Quaternion-Based Sliding Mode Control for Six Degrees of Freedom Flight Control of Quadrotors

Developing a new 6-DOF SMC flight controller for quadrotors to address limitations in existing approaches.

This paper introduces a novel approach to sliding mode control (SMC) for quadrotors, focusing on the limitations of current methods. The traditional Euler angle-based SMC formulations face challenges in high-pitch or -roll maneuvers, while quaternion-based approaches encounter unwinding issues and complex architectures. To overcome these limitations, the authors propose a new six degrees of freedom (6-DOF) SMC flight controller with a cascaded architecture. This design includes a position controller in the outer loop and a quaternion-based attitude controller in the inner loop. By utilizing the natural characteristics of quaternion hypersphere, this method offers global stability and avoids unwinding problems. The comparison with other common control methods demonstrates superior performance in challenging maneuvers like flip-over and high-speed trajectory tracking, even in the presence of model uncertainties and disturbances. Notations used include italics for scalars, lowercase bold for vectors, and uppercase bold for matrices.

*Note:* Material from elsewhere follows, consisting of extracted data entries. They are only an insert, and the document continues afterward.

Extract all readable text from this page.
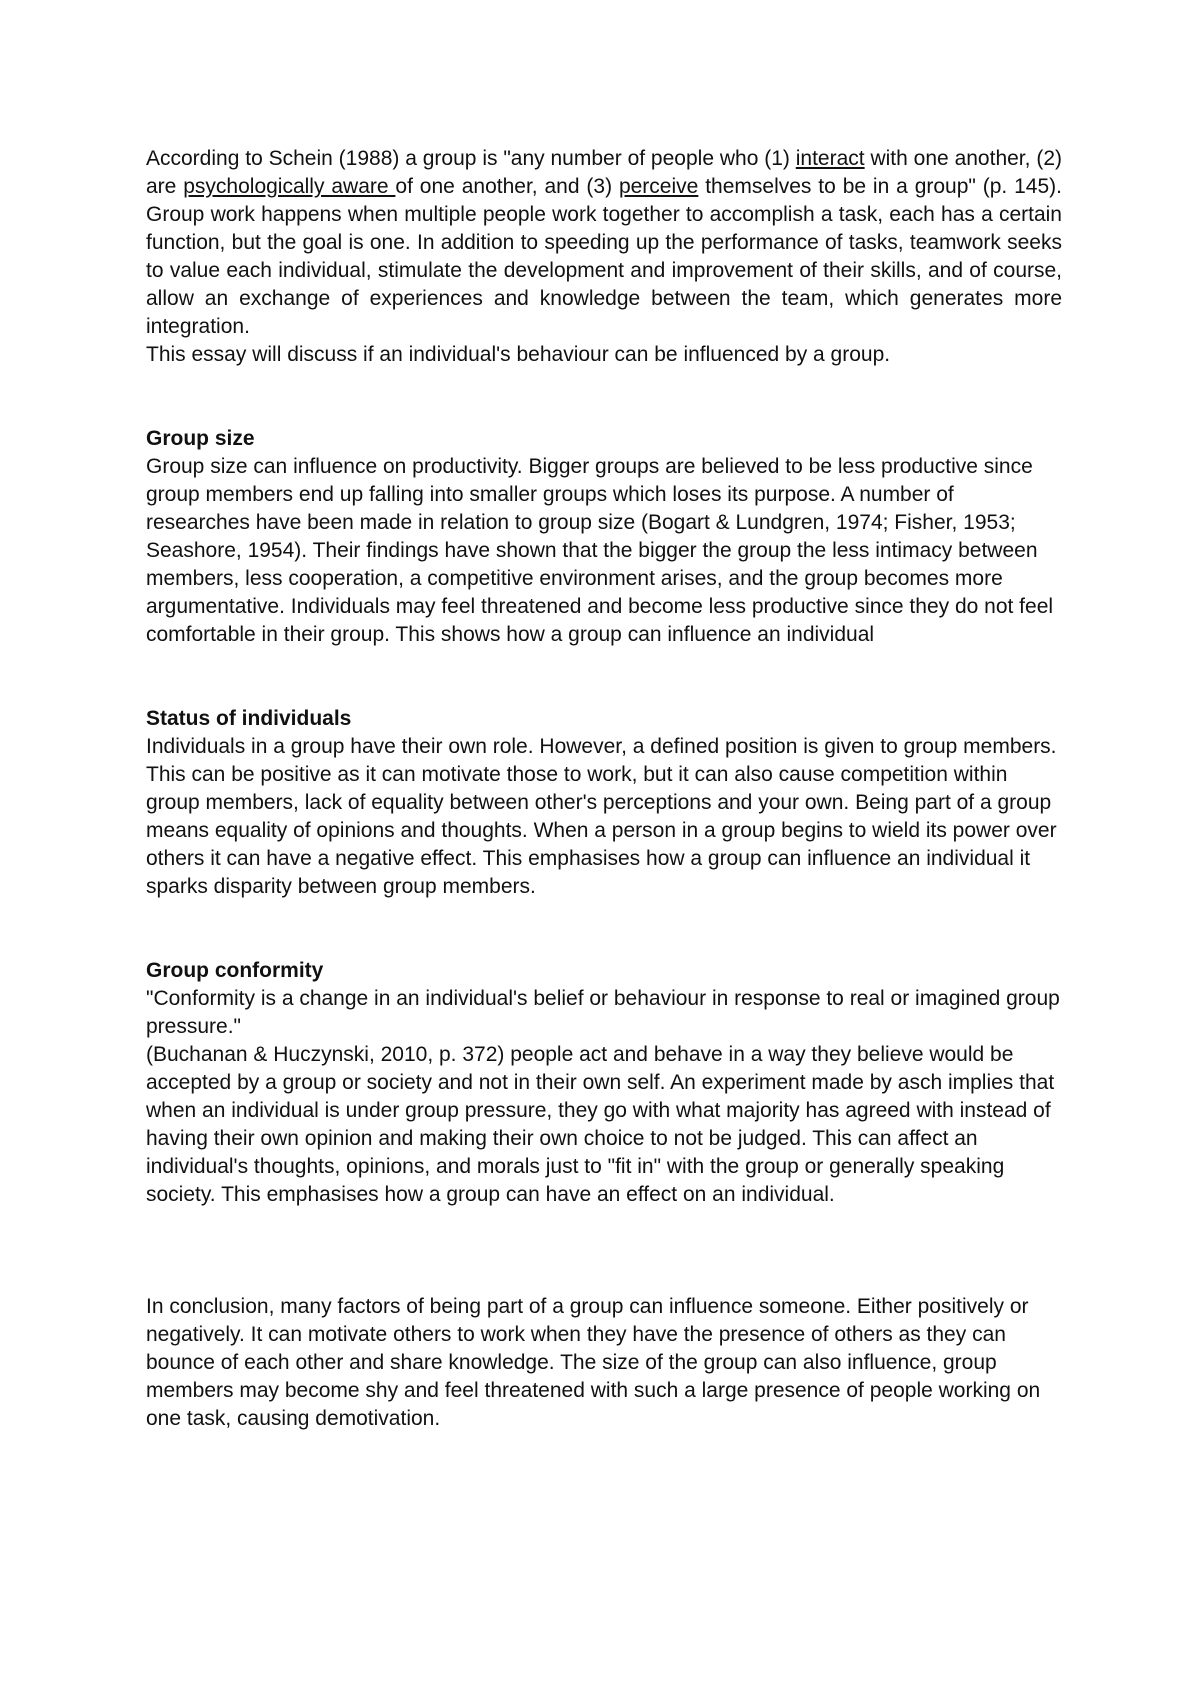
According to Schein (1988) a group is "any number of people who (1) interact with one another, (2) are psychologically aware of one another, and (3) perceive themselves to be in a group" (p. 145). Group work happens when multiple people work together to accomplish a task, each has a certain function, but the goal is one. In addition to speeding up the performance of tasks, teamwork seeks to value each individual, stimulate the development and improvement of their skills, and of course, allow an exchange of experiences and knowledge between the team, which generates more integration.

This essay will discuss if an individual's behaviour can be influenced by a group.

Group size

Group size can influence on productivity. Bigger groups are believed to be less productive since group members end up falling into smaller groups which loses its purpose. A number of researches have been made in relation to group size (Bogart & Lundgren, 1974; Fisher, 1953; Seashore, 1954). Their findings have shown that the bigger the group the less intimacy between members, less cooperation, a competitive environment arises, and the group becomes more argumentative. Individuals may feel threatened and become less productive since they do not feel comfortable in their group. This shows how a group can influence an individual

Status of individuals

Individuals in a group have their own role. However, a defined position is given to group members. This can be positive as it can motivate those to work, but it can also cause competition within group members, lack of equality between other's perceptions and your own. Being part of a group means equality of opinions and thoughts. When a person in a group begins to wield its power over others it can have a negative effect. This emphasises how a group can influence an individual it sparks disparity between group members.

Group conformity

"Conformity is a change in an individual's belief or behaviour in response to real or imagined group pressure."

(Buchanan & Huczynski, 2010, p. 372) people act and behave in a way they believe would be accepted by a group or society and not in their own self. An experiment made by asch implies that when an individual is under group pressure, they go with what majority has agreed with instead of having their own opinion and making their own choice to not be judged. This can affect an individual's thoughts, opinions, and morals just to "fit in" with the group or generally speaking society. This emphasises how a group can have an effect on an individual.

In conclusion, many factors of being part of a group can influence someone. Either positively or negatively. It can motivate others to work when they have the presence of others as they can bounce of each other and share knowledge. The size of the group can also influence, group members may become shy and feel threatened with such a large presence of people working on one task, causing demotivation.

J = diag (Jx, Jy, Jz) the inertia matrix, m is the mass, ct is the rotors’ thrust coefficient, cq is the rotors’ torque coefficient, l is a geometric parameter, da and dα are bounded external disturbances.

"Our controller consistently outperforms benchmark approaches with less control effort and actuator saturation." "Our method offers global stability and uses inherent characteristics of quaternion dynamics to achieve remarkable performance." "Our proposed method provides fast and robust control that outperforms several existing methods over challenging scenarios."